Cluster sampling can be combined with stratified sampling, because a population can be divided in L strata and a cluster sample can be selected from each stratum. As in the case of ratio estimators we can consider separate estimators and combined estimators.
What is cluster sampling and stratified sampling?
In Stratified Sampling, elements within each stratum are sampled. In Cluster Sampling, only selected clusters are sampled. In Stratified Sampling, from each stratum, a random sample is selected.
Is stratified sampling a cluster sample?
In stratified sampling, a sample is drawn from each strata (using a random sampling method like simple random sampling or systematic sampling). In cluster sampling, the sampling unit is the whole cluster; Instead of sampling individuals from within each group, a researcher will study whole clusters.
What is a stratified cluster sample?
Stratified Sampling Definition. Members of this sample are chosen from naturally divided groups called clusters, by randomly selecting elements to be a part of the sample. Members of this sample are randomly chosen from non-overlapping, homogeneous strata. Purpose. Cost reduction and increased efficiency.
What is the main difference between cluster and stratified sampling?
The main difference between cluster sampling and stratified sampling is that in cluster sampling the cluster is treated as the sampling unit so sampling is done on a population of clusters (at least in the first stage). In stratified sampling, the sampling is done on elements within each stratum.
What’s the difference between quota and stratified sample?
The main difference between stratified sampling and quota sampling is that stratified sampling would select the students using a probability sampling method such as simple random sampling or systematic sampling. In quota sampling, no such technique is used.
What are the advantages of stratified sampling?

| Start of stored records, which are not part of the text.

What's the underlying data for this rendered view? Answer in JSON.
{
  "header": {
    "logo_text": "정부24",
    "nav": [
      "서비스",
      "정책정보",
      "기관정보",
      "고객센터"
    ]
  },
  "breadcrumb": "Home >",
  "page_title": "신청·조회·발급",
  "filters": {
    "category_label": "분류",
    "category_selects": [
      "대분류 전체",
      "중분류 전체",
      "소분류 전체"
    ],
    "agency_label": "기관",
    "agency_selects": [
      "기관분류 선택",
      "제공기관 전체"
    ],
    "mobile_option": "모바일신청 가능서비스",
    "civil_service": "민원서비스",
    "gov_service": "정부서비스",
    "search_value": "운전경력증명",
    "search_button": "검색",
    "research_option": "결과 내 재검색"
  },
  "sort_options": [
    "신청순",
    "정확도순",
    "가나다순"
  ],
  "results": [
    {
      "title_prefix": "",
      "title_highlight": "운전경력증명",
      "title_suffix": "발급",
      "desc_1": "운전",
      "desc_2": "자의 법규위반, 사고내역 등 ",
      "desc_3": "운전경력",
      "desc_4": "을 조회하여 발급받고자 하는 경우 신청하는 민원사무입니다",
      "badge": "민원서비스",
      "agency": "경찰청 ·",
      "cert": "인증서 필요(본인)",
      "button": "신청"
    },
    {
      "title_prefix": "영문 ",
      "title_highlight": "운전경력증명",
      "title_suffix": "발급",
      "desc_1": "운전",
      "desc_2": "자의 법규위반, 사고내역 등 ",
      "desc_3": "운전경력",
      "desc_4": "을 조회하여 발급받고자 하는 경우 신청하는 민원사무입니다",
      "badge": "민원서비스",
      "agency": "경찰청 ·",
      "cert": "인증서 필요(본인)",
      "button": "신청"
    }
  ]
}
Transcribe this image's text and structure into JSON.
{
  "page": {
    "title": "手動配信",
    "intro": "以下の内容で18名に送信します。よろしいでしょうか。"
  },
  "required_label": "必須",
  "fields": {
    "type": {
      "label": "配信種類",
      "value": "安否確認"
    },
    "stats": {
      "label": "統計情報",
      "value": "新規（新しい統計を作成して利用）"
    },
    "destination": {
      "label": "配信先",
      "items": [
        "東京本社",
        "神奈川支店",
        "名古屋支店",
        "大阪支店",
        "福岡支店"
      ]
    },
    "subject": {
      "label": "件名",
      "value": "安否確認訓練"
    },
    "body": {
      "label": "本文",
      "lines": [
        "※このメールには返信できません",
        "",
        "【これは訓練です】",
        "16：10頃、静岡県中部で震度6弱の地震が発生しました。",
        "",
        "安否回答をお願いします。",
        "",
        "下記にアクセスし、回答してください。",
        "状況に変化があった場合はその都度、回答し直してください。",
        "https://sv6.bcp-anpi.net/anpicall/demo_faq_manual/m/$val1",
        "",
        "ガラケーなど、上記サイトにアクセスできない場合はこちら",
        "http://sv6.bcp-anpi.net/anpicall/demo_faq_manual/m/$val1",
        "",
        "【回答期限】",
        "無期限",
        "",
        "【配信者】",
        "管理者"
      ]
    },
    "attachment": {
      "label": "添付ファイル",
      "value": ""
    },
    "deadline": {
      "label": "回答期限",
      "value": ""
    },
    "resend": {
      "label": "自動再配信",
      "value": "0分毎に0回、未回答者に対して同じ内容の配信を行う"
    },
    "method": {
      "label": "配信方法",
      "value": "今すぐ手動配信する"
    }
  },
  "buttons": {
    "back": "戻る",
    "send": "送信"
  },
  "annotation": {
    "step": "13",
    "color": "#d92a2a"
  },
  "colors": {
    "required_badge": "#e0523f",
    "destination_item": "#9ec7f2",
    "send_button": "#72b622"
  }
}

Stratified Random Sampling provides better precision as it takes the samples proportional to the random population.
What is an example of stratified sampling?
A real-world example of using stratified sampling would be for a political survey. If the respondents needed to reflect the diversity of the population, the researcher would specifically seek to include participants of various minority groups such as race or religion, based on their proportionality to…
What is cluster sample method?
Cluster Sampling. Cluster random sampling is a sampling method in which the population is first divided into clusters (A cluster is a heterogeneous subset of the population). Then a simple random sample of clusters is taken. All the members of the selected clusters together constitute the sample.
What is an example of cluster sampling?
An example of cluster sampling is area sampling or geographical cluster sampling. Each cluster is a geographical area. Because a geographically dispersed population can be expensive to survey, greater economy than simple random sampling can be achieved by grouping several respondents within a local area into a cluster.